Alstom Shares Fall as Company Deemed to Pay U.S. Bribery FineFrancois de Beaupuy
Alstom SA shares fell as much as 3.9 percent after Chief Executive Officer Patrick Kron said the burden of paying energy-project bribery fines in the U.S. will fall on the French company and not General Electric Co., which is acquiring the assets involved.
An agreement with the U.S. Department of Justice may be found soon, Kron said at a shareholder meeting in Paris today, during which shareholders approved the sale of the French trainmaker’s energy units for an equity value of 12.4 billion euros ($15.1 billion).
“The DOJ should request that any fine remain with Alstom,” Kron said. Combined with unrelated positive impacts of adjustments that were recently made to the deal with GE, the overall negative impact for Alstom should be worth 1 percent to 2 percent of the transaction, the CEO said today.

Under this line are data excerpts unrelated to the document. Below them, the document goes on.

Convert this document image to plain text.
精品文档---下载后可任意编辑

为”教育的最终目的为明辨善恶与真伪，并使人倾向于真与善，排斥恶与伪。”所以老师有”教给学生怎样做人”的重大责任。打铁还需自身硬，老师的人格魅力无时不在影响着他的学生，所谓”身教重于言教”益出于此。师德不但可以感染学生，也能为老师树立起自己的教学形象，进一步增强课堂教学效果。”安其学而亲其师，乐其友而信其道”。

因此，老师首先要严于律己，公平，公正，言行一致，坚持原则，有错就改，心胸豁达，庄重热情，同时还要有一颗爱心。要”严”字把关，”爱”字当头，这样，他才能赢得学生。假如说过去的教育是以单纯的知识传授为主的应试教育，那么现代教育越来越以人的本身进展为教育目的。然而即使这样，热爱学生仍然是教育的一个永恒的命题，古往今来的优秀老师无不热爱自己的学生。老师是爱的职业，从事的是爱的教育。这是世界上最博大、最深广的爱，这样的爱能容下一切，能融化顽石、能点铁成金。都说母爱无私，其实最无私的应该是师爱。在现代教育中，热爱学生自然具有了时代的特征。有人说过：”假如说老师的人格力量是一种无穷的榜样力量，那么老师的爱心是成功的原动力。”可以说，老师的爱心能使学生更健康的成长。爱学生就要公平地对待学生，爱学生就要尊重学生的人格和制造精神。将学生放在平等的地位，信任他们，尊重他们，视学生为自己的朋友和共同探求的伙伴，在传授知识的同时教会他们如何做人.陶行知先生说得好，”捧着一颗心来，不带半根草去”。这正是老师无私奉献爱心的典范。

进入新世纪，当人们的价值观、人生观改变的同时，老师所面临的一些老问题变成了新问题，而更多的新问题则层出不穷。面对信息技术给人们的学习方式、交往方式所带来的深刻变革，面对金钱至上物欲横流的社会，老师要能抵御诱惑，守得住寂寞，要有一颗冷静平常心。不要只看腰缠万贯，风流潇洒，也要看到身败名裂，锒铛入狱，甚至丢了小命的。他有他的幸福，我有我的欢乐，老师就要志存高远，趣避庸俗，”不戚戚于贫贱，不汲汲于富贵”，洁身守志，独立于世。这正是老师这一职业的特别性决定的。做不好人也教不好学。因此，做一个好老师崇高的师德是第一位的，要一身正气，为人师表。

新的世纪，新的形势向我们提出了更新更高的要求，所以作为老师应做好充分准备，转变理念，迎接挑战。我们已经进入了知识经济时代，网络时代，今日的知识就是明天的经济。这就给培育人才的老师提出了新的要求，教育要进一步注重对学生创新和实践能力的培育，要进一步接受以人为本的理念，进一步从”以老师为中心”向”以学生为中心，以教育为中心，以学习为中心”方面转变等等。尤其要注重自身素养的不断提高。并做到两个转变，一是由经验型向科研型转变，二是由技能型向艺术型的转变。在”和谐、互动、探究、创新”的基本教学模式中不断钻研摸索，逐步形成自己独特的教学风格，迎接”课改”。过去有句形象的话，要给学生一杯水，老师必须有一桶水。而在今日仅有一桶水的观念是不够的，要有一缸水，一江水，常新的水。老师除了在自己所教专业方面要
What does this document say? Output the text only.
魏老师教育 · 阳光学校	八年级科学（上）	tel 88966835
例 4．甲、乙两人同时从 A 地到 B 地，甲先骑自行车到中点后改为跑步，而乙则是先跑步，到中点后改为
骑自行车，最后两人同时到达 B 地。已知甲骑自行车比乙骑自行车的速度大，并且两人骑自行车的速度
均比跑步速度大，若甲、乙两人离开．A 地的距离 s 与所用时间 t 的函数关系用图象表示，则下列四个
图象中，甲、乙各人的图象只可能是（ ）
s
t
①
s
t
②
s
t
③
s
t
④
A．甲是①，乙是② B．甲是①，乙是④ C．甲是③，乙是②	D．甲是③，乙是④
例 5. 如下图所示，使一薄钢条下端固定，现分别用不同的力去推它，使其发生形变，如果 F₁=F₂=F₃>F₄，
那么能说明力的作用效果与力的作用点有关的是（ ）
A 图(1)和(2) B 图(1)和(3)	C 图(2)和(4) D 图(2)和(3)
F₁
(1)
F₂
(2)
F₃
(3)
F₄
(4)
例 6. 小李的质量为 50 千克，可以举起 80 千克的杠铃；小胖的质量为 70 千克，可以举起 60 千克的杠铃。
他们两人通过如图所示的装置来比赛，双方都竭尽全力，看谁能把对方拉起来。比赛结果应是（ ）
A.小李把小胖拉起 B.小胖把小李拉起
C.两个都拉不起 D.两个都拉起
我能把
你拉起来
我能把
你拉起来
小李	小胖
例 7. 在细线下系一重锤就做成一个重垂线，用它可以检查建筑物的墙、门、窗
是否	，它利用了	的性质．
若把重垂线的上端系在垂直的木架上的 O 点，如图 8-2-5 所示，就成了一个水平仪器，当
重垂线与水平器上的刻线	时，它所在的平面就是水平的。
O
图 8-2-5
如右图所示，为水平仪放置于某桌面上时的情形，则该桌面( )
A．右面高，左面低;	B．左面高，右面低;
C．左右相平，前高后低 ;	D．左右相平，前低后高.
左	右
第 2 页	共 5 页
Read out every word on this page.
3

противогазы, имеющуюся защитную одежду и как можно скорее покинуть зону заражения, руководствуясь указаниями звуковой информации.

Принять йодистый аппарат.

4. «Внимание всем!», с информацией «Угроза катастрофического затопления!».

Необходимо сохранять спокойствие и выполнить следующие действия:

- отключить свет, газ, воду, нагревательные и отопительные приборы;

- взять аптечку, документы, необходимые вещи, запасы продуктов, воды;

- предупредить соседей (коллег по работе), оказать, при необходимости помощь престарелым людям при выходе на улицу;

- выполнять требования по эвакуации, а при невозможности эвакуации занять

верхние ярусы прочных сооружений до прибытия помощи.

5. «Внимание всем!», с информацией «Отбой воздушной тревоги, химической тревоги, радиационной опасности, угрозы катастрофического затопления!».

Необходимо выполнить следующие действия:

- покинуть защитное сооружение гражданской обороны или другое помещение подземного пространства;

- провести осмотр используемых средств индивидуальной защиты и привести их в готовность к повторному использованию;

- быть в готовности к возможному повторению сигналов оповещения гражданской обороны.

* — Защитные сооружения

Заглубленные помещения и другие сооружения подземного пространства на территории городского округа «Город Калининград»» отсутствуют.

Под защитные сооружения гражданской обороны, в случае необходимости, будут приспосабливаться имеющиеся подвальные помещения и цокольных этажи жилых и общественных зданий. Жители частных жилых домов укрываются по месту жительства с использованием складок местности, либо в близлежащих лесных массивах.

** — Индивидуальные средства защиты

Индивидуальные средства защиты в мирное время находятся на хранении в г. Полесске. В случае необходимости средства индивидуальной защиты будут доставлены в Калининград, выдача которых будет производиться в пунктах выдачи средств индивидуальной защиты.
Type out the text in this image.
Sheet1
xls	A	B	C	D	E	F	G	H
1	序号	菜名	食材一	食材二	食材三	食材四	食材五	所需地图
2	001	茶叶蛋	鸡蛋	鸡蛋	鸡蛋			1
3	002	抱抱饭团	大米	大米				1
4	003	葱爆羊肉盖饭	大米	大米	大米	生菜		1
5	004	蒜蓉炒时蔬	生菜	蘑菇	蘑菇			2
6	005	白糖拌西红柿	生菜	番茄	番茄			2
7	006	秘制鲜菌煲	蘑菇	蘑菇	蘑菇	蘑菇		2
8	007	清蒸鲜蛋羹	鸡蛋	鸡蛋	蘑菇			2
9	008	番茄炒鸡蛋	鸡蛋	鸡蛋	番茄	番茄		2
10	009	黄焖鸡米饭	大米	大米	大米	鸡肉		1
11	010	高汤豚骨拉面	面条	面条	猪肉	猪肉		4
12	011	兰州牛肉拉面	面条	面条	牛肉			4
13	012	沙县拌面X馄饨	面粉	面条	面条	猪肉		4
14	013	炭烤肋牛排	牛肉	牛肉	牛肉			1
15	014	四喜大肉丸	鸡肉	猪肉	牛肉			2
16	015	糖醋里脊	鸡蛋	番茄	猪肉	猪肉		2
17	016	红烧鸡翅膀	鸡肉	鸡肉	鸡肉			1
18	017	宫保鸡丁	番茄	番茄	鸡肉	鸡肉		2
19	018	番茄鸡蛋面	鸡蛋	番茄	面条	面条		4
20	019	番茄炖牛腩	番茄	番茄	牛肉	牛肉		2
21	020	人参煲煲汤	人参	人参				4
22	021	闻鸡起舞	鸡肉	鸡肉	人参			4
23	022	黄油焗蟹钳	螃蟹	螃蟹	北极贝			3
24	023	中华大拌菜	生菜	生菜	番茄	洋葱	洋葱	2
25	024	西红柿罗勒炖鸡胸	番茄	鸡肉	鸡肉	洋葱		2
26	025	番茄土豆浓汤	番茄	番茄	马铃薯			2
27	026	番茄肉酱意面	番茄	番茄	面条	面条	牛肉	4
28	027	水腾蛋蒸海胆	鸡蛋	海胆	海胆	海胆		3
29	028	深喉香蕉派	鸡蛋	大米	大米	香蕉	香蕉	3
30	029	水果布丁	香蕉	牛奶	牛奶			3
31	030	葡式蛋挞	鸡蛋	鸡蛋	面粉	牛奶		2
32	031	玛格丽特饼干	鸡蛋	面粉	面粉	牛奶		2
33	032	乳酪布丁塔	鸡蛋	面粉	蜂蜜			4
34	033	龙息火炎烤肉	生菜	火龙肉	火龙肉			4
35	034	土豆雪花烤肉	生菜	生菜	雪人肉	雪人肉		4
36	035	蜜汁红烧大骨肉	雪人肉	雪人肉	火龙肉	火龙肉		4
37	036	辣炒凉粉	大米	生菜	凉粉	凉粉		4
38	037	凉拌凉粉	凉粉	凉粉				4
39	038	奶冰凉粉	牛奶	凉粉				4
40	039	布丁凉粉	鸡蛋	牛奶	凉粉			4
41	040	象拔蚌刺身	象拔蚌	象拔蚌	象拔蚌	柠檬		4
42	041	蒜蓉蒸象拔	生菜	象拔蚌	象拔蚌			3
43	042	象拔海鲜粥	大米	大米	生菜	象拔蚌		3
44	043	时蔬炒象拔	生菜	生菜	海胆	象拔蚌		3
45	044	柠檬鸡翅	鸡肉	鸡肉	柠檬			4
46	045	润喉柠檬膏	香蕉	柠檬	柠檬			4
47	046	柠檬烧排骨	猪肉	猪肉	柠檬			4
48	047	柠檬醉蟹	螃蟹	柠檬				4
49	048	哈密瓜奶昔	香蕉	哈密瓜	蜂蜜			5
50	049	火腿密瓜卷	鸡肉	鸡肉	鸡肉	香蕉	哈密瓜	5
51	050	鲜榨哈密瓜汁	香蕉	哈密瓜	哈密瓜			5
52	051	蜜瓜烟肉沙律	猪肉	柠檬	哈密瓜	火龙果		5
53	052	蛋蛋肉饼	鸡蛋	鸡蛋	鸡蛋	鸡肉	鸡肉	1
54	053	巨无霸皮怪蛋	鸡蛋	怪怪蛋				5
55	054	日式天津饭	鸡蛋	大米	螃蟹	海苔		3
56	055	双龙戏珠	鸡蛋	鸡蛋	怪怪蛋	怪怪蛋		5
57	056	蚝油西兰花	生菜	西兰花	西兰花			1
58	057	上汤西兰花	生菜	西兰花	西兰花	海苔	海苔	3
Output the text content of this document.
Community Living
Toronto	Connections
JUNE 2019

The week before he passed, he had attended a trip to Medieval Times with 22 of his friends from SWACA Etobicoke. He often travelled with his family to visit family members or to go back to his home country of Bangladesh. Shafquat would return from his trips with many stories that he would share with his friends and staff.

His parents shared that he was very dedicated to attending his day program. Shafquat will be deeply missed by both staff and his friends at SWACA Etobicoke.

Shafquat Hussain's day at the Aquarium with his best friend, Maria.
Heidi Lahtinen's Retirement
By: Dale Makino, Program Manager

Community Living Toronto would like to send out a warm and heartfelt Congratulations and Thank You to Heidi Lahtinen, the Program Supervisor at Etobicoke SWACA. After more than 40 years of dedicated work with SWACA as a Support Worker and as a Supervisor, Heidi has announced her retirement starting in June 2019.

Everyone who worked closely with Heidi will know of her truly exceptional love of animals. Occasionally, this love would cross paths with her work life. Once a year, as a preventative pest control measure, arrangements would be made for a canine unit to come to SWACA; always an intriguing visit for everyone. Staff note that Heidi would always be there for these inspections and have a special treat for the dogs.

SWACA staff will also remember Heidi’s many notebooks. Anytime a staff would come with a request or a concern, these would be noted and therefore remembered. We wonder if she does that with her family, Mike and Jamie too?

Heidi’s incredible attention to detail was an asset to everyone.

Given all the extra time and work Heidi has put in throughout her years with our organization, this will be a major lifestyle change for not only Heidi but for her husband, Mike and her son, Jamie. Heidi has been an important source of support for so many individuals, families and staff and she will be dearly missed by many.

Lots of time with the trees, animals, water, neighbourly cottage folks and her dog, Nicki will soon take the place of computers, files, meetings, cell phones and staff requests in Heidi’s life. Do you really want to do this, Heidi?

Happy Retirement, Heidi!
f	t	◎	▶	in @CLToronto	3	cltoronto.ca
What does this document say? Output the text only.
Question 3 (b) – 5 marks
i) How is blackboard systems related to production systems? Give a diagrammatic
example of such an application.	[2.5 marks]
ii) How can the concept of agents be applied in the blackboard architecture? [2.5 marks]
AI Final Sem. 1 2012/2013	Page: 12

Alstom, based in Levallois-Perret near Paris, is close to settling a bribery case with the U.S. Justice Department for a record $700 million, three people familiar with the matter told Bloomberg this month. The probe of Alstom has centered on a $118 million contract to provide boiler services at a power plant in Tarahan, on the southern coast of Sumatra.
Kron had previously said GE would assume liabilities of the energy assets it’s acquiring from Alstom, and an Alstom document presented at today’s shareholder meeting also stated that “by taking over Alstom’s Energy businesses, General Electric undertakes to take on all liabilities and risks exclusively or predominantly associated with said businesses.”
Alstom shares traded down 3.9 percent at 26.65 euros at 3:06 p.m. in Paris.